BTW, I've implemented it in Lua. I want to try it in NJS, I think it will be a good example for NJS.
@hongzhidao
I use the following:
server {
#...
error_page 451 = @cors;
if ($request_method = OPTIONS) {
return 451;
}
location @cors {
internal;
add_header Access-Control-Allow-Origin *;
add_header Access-Control-Max-Age 600;
add_header Access-Control-Allow-Methods 'GET, POST, OPTIONS';
add_header Access-Control-Allow-Headers 'Authorization, Content-Type, Origin, X-Requested-With, X-Captcha, X-TFA-Code';
return 204;
}
add_header Access-Control-Allow-Origin * always;
add_header Access-Control-Expose-Headers 'Date';
proxy_set_header Host $host;
proxy_set_header X-Real-IP $remote_addr;
proxy_set_header X-Forwarded-For $proxy_add_x_forwarded_for;
proxy_set_header X-Forwarded-Proto $scheme;
location /api/info/ {
proxy_pass http://localhost:8080;
}
#...
}
@hongzhidao
What about doing the similar thing in NJS
Good idea, will do.
@hongzhidao
Thanks, committed in https://github.com/nginx/njs/commit/713787d6e090e0f28762c17c46e22e0be808887b.
@xeioex @lexborisov
Buffer works well, thanks for your great work.
https://github.com/hokaccha/node-jwt-simple
BTW, I'm not familiar with it.
Why Buffer is necessary for js language?
What is it used for?
@hongzhidao Hi!
Why Buffer is necessary for js language?
What is it used for?
Is is taken from node.
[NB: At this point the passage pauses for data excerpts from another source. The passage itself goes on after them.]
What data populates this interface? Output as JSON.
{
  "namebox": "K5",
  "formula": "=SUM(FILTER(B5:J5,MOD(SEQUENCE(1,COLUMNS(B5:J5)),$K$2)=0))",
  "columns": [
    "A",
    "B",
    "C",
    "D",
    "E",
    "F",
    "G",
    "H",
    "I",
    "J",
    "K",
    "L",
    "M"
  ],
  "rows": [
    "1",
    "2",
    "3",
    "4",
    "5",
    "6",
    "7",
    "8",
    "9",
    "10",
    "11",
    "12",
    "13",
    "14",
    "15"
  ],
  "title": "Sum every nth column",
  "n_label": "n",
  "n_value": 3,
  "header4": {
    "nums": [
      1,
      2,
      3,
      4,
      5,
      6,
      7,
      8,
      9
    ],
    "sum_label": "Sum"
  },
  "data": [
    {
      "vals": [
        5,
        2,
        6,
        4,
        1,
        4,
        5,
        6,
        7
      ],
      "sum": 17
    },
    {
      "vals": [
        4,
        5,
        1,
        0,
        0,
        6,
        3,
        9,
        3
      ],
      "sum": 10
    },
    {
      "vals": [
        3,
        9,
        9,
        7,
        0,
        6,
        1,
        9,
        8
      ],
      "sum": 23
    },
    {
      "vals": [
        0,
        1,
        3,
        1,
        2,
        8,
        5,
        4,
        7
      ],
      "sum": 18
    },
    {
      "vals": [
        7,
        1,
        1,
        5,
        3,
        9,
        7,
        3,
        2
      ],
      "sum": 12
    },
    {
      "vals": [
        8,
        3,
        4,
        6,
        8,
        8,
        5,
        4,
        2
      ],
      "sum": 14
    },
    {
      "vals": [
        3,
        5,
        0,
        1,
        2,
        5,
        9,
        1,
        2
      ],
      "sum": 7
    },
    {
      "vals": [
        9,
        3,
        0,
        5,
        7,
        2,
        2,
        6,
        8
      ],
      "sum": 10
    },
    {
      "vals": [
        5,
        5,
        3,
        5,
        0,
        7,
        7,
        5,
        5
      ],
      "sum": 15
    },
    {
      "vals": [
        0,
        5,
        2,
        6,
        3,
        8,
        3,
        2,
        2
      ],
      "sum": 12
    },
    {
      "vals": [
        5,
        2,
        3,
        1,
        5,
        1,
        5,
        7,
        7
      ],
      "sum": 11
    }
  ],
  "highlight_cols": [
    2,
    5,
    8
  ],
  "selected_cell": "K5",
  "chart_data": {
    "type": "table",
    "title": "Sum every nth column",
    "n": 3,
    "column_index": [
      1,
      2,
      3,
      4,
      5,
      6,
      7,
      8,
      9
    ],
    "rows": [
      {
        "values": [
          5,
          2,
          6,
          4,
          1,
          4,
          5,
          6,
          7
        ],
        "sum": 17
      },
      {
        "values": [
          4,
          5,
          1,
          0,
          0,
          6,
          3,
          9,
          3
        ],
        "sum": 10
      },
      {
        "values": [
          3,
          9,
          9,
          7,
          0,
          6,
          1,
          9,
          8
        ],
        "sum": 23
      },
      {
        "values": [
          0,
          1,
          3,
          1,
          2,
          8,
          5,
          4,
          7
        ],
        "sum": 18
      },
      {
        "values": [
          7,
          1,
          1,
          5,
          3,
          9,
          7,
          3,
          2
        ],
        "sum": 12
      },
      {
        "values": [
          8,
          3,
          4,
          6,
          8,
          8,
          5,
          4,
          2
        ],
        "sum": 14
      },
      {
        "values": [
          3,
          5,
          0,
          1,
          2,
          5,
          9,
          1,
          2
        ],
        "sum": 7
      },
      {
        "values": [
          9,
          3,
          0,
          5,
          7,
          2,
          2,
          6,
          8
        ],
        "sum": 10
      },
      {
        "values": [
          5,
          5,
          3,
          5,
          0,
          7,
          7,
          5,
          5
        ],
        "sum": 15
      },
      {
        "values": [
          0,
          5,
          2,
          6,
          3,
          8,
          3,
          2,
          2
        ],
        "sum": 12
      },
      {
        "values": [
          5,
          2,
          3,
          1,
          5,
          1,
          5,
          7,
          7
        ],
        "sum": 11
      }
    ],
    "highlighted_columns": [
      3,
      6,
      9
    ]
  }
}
It is an ancient API from the times when there no TypedArrays/DataView in V8.
@hongzhidao
BTW, I'm not familiar with it.
Why Buffer is necessary for js language?
Basically, Buffer is an extension for TypedArray and solves the issue similar to python str vs bytes.
Native JS String type is a sequence of characters, not bytes. But in njs, we want to work with data sometimes as with bytes, and sometimes as with characters. Buffer is a sequence of bytes, but it can be easily converted to a string when necessary.
Previously, in njs, the byte issue was solved using two types of strings, byte-strings, normal-
strings, they feel and look almost identical, but may differ in tricky situations. So Buffer is a well known type that is familiar to JS programmers.
It also simplifies, porting of existing node.js modules.
The plan it to replace current-byte strings with Buffer.
@xeioex @drsm
An example works well with njs jwt.
https://github.com/hongzhidao/nginx-unit-dashboard/blob/master/conf/js/http.js
Thanks for your help.
Most helpful comment
@hongzhidao
Basically, Buffer is an extension for TypedArray and solves the issue similar to python str vs bytes.
Native JS String type is a sequence of characters, not bytes. But in njs, we want to work with data sometimes as with bytes, and sometimes as with characters. Buffer is a sequence of bytes, but it can be easily converted to a string when necessary.
Previously, in njs, the byte issue was solved using two types of strings, byte-strings, normal-
strings, they feel and look almost identical, but may differ in tricky situations. So Buffer is a well known type that is familiar to JS programmers.
It also simplifies, porting of existing node.js modules.
The plan it to replace current-byte strings with Buffer.